Birnie CurrentSAFE is on a mission to educate these residents about the life-threatening electrical hazards that lurk behind their walls.

In partnership with the ESA and the Mississauga Fire Department, CurrentSAFE will be hosting a free home safety seminar to educate attendees about the dangers associated with aluminum wire and what they can do to protect their investments.

The event will take place on Tuesday March 22nd at the Garry W. Morden Training Centre.

“We had a full house last year at the Garry Morden Training centre, so we know people are concerned about aluminum wiring in their homes,” said Tim Birnie, President of Birnie CurrentSAFE, a Mississauga-based electrical contractor that has inspected hundreds of Ontario homes for potential electrical hazards.

The seminar, entitled Aluminum Wiring: Debunking the Myths, also features a presentation by Michele Aplin, Public Education officer for Mississauga Fire & Emergency Services. Her presentation includes valuable information to help families prepare fire prevention and escape plans.

Ted Olechna, Director Codes and Standards Support, Chief Engineer for the Electrical Safety Authority, ESA, will be speaking about new arc-fault interrupter technologies that are proven to reduce the risk of fire by more than 70 percent.

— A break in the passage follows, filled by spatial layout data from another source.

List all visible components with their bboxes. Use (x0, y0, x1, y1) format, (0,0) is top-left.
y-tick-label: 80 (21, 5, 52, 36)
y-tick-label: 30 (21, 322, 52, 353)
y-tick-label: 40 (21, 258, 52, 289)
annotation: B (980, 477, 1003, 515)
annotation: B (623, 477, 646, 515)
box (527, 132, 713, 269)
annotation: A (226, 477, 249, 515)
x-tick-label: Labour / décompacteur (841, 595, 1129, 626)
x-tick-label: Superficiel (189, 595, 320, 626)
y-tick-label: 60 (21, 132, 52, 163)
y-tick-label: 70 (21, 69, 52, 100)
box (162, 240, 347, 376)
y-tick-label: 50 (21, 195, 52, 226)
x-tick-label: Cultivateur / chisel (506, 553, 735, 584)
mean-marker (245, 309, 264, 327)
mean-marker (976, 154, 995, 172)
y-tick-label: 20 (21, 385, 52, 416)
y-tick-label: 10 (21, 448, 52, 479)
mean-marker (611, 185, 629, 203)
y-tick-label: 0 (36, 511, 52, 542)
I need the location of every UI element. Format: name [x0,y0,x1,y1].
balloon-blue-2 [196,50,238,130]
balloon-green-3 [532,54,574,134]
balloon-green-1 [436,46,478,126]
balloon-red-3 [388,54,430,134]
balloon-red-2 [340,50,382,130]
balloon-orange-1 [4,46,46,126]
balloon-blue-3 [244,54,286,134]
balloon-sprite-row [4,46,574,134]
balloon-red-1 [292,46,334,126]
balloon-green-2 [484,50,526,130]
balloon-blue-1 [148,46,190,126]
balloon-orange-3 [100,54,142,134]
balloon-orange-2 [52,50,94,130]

The Electrical Safety Authority has issued a number of warnings about potential hazards of aluminum wiring related to overheating and failure of aluminum wiring terminations at outlets, light switches and other termination points.

“Aluminum oxidizes at termination points, and this can lead to failure and the potential for a serious electrical fire without proper maintenance,” added Mr. Birnie.

The first 25 Attendees to pre- register online at ismyhomesafe.ca or call 1-855-569-1818, will receive a free CO alarm.

WHERE: Garry W. Morden Centre, 7535 Ninth Line, Mississauga
WHEN: Tuesday, March 22nd, 7 – 8:30 p.m. / Registration 6:30 p.m.

For further information, please contact:
Angela Hoyos
Marketing Coordinator
905-569-1818 x 229 / ahoyos@birnie.com


Birnie Electric, founded in 1967, is committed to promoting safety at work and at home. Birnie employs a team of skilled service electricians, each with an average of 20 years’ electrical experience. They are fully insured, background security checked and covered under WSIB. In addition to delivering the Birnie CurrentSAFE program to residential customers, Birnie Electric provides design/build, electrical contracting and datacomm services to developers and contractors as well as to commercial and industrial businesses throughout Ontario.

Residential Aluminum Wiring
Background Fact Sheet

  • Aluminum wiring was widely used in new home construction during the 1960s and 1970s as the price of copper skyrocketed.
  • Aluminum wiring also used by home renovators during the same period.
  • The Electrical Safety Authority (ESA) states: Reported problems with aluminum wiring have been related to the overheating and failure of aluminum wiring terminations. This is due to aluminum’s tendency to oxidize and its incompatibility with devices designed for use with copper wiring. Warm cover plates or discolouration of switches or receptacles, flickering lights, or the smell of hot plastic insulation may evidence these problems.
  • Many homes contain a dangerous mix of aluminum and copper wiring, creating additional hazards where the two types of wiring are interlinked.
  • Most modern ‘designer’ electrical devices are not compatible with aluminum wiring.
  • The potential hazards of aluminum wiring can be eliminated through inspection and by updating all termination points with one of three accepted remedial measures.